Given the messiness of emotions, wouldn't it make sense that certain feelings are idiosyncratic, context-dependent? Feelings can be constructed from a variety of causes and stimuli, all of which have their own brain and physiological patterns that can’t be so readily dismissed as noise.
He says: “The word anger or things that you might identify as anger might show as a very different emotion for people, depending on how you're looking at things—different contexts, different cultures, different languages.”
Now, how does that translate to the challenge of trying to model emotions through data? Mostly as noise. With so much heterogeneity, there’s little course for identifying patterns to imply a genuine emotional fingerprint—that is, without unsupervised learning.

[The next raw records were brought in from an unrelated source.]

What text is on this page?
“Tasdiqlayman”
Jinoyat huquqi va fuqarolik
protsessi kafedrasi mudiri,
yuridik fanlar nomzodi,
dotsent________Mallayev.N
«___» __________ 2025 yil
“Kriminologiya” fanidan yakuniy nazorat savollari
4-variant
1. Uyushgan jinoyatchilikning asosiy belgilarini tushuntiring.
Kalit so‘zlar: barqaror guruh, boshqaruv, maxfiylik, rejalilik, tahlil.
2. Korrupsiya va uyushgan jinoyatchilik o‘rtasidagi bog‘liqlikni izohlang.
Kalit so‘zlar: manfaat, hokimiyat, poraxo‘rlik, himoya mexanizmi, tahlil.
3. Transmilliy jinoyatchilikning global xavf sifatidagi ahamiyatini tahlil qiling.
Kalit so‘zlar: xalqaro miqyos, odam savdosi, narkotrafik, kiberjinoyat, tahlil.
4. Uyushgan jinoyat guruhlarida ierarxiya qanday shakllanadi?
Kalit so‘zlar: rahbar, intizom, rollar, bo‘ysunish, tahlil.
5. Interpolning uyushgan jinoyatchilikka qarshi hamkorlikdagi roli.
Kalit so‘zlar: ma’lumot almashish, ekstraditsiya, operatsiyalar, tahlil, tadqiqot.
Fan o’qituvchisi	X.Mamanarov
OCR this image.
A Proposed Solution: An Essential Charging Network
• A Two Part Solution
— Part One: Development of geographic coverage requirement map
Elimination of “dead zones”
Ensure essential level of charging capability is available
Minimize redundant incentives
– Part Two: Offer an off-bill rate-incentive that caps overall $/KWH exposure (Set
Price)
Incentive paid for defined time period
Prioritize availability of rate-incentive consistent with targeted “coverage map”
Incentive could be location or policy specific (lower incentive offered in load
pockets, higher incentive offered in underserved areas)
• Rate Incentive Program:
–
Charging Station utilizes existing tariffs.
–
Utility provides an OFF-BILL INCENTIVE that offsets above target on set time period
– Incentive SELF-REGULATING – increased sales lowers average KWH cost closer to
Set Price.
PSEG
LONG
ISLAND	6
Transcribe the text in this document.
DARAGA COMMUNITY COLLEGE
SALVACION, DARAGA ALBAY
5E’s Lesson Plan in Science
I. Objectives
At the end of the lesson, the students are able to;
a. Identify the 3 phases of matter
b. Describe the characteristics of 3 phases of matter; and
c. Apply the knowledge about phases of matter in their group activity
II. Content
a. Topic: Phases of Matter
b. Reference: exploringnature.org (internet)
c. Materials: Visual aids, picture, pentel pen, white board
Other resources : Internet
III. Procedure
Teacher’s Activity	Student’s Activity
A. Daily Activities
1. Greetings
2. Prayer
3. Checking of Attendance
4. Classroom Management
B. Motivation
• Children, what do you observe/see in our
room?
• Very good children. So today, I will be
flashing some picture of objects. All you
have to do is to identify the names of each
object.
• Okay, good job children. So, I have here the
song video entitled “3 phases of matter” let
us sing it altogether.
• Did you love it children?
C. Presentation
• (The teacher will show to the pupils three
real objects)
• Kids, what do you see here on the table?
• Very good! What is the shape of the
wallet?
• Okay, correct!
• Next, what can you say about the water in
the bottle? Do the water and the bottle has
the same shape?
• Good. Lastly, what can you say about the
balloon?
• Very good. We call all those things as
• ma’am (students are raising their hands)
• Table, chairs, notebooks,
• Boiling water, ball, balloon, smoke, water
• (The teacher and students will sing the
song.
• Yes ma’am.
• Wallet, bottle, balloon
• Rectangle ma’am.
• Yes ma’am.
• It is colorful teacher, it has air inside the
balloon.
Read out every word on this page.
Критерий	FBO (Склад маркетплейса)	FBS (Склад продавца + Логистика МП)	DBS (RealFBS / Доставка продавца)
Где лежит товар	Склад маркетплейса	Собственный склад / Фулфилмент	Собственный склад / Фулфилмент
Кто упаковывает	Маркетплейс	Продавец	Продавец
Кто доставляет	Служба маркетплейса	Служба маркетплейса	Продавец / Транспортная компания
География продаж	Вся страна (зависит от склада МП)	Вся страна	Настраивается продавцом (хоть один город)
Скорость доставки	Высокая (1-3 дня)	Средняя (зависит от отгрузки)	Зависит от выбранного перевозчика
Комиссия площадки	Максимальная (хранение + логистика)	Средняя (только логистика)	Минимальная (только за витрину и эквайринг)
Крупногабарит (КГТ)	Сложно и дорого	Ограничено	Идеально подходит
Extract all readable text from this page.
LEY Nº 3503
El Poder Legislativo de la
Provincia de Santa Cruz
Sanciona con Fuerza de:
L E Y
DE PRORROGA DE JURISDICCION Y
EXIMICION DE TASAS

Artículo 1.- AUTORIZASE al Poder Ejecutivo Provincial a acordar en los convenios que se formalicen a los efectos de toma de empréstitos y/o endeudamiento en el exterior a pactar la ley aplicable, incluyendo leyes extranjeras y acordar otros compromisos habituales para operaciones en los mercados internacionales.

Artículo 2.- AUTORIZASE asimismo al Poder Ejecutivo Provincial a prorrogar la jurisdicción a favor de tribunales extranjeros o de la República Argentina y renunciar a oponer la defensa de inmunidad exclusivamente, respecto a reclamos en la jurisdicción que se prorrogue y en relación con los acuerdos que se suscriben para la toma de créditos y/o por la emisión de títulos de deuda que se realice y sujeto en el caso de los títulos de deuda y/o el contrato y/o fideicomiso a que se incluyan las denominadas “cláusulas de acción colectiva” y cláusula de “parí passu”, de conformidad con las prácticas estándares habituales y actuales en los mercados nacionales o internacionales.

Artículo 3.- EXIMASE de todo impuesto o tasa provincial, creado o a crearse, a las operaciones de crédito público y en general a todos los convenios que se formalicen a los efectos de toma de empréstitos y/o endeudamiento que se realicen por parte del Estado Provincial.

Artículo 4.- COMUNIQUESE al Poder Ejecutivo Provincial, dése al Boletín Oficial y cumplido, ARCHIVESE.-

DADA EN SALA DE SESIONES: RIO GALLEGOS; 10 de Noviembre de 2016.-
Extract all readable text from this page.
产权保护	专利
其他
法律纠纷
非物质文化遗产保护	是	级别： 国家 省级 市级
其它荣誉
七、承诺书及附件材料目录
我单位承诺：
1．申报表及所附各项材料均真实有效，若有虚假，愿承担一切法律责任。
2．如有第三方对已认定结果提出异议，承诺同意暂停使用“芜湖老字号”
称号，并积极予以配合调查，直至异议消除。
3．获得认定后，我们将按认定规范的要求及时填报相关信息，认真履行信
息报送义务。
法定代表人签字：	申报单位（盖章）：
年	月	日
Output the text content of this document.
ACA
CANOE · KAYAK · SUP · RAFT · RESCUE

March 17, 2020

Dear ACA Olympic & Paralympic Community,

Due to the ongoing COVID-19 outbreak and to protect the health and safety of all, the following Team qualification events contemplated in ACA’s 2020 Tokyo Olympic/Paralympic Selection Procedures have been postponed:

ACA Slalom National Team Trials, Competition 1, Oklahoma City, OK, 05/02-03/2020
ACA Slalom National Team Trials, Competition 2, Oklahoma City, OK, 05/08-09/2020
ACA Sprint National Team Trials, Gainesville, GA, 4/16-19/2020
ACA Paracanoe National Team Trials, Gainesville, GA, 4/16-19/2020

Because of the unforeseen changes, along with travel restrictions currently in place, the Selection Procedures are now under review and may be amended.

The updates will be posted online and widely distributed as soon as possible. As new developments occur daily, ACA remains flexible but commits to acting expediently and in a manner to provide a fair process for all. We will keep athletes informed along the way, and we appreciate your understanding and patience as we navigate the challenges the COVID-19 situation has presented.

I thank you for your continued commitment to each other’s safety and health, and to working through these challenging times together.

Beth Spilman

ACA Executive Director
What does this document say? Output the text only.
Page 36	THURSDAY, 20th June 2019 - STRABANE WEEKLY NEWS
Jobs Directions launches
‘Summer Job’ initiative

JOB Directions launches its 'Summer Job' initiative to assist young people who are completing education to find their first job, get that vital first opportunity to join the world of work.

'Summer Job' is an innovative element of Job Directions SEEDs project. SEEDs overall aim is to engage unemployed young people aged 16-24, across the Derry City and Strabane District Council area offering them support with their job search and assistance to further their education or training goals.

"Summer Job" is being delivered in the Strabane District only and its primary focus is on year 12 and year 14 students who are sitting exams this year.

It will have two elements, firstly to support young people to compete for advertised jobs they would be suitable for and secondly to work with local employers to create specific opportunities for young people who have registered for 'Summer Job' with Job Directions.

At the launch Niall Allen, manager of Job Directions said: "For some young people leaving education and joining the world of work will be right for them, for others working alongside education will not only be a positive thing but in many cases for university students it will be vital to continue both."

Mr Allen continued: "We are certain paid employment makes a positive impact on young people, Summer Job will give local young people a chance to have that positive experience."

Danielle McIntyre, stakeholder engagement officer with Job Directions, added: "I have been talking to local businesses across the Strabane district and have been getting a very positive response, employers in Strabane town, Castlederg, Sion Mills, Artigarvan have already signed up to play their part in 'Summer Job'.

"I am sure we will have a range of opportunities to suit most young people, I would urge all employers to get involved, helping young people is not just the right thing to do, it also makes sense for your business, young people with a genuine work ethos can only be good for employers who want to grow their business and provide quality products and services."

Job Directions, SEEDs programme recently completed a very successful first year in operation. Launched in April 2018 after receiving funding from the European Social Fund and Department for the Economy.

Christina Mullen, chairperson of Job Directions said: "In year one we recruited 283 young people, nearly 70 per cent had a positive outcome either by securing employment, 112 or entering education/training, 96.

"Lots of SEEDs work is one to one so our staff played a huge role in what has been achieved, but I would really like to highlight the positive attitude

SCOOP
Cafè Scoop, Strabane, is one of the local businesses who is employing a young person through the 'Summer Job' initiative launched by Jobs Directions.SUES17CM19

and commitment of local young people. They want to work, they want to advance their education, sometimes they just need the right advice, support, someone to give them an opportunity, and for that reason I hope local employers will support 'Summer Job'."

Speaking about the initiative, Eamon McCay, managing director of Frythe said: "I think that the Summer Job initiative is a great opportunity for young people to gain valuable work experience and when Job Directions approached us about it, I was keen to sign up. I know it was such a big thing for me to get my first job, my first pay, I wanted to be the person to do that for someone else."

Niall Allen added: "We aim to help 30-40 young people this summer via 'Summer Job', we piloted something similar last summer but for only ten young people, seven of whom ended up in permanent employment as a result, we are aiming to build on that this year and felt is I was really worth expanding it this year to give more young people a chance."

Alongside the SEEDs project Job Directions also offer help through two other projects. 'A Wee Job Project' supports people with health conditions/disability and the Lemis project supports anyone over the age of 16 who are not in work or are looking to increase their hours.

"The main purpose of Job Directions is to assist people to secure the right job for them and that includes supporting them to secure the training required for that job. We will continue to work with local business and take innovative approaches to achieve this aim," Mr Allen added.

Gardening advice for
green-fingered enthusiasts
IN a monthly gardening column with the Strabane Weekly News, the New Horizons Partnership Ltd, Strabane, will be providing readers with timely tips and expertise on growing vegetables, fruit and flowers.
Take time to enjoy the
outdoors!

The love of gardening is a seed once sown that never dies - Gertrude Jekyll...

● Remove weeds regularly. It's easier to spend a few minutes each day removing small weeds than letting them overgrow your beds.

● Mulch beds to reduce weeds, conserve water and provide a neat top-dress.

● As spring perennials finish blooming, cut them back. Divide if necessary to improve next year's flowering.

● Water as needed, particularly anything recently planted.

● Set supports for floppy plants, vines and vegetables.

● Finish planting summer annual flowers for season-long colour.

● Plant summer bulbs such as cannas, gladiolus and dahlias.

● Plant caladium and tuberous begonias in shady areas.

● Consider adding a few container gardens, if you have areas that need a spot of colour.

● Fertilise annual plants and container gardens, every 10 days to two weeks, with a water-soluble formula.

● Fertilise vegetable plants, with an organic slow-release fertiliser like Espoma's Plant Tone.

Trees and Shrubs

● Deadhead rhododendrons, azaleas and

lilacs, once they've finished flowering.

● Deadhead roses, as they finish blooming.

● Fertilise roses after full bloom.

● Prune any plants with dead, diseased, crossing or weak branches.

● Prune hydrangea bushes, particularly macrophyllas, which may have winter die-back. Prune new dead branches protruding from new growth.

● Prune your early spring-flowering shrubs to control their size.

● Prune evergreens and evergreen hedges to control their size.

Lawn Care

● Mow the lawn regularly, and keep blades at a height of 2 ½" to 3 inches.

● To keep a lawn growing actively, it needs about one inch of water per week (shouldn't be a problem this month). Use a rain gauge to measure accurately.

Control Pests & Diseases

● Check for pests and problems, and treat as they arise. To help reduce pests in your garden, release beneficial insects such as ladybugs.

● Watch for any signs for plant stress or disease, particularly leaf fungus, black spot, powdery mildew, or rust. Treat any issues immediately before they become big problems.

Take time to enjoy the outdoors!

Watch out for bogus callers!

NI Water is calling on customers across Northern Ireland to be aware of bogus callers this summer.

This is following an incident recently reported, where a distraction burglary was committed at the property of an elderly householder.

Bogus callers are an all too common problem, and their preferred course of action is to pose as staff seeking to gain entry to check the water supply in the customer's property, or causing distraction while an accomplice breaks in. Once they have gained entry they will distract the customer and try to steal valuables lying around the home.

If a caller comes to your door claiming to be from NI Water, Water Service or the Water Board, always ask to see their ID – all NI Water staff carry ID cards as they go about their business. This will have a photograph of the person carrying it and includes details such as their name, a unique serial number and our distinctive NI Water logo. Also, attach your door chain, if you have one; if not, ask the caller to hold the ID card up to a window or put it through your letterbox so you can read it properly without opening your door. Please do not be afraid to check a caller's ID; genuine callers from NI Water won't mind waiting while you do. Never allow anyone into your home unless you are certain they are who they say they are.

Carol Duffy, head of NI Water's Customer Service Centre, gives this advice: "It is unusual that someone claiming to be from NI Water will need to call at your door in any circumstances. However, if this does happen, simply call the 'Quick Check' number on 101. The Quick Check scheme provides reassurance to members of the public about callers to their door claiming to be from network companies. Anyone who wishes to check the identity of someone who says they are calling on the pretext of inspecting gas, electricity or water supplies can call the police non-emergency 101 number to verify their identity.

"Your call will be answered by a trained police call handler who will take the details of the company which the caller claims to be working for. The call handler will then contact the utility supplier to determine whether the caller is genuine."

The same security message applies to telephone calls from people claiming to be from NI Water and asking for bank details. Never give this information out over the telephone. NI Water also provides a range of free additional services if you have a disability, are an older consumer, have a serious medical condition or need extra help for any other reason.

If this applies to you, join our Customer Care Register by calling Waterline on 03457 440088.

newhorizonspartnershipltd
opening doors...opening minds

To examine the utility of unsupervised learning, Zulqarnain and his colleagues collected some basic physiological data from volunteers as they went about their lives. Whenever the research team noticed a spike in heart rate, they would ping the volunteer to gauge how they were feeling. Then they took all that data and passed it through an unsupervised learning model, trying to discover any latent patterns.
“What we saw,” Zulqarnain says, “was while there were patterns that were consistent across individuals, there were also a lot of patterns that were unique to individuals, and they did not necessarily map neatly onto the feelings they said they were experiencing in the moment.”
This kind of structured variance may prove frustrating to the task of pinning down specific emotional signatures in the brain, but it also provides a valuable lesson in how humans leverage data. The key takeaway is not necessarily what was learned, but rather the assumptions around what emotion looks like.
“If we had taken a supervised approach,” Zulqarnain explains, “if we had taken the labels of whatever the participants were feeling in the moment and trained a machine learning model to predict those emotions from sample data, we probably would have gotten some accuracy above chance. And then we might have concluded that, ‘Ohh, there are actually prototypes of the emotions that we will observe.’ But then we would have lost out on all these unique patterns that we would have essentially thrown out with the noise.”
And just what are those patterns telling us? Is noise ever really just noise? Are you sure about that?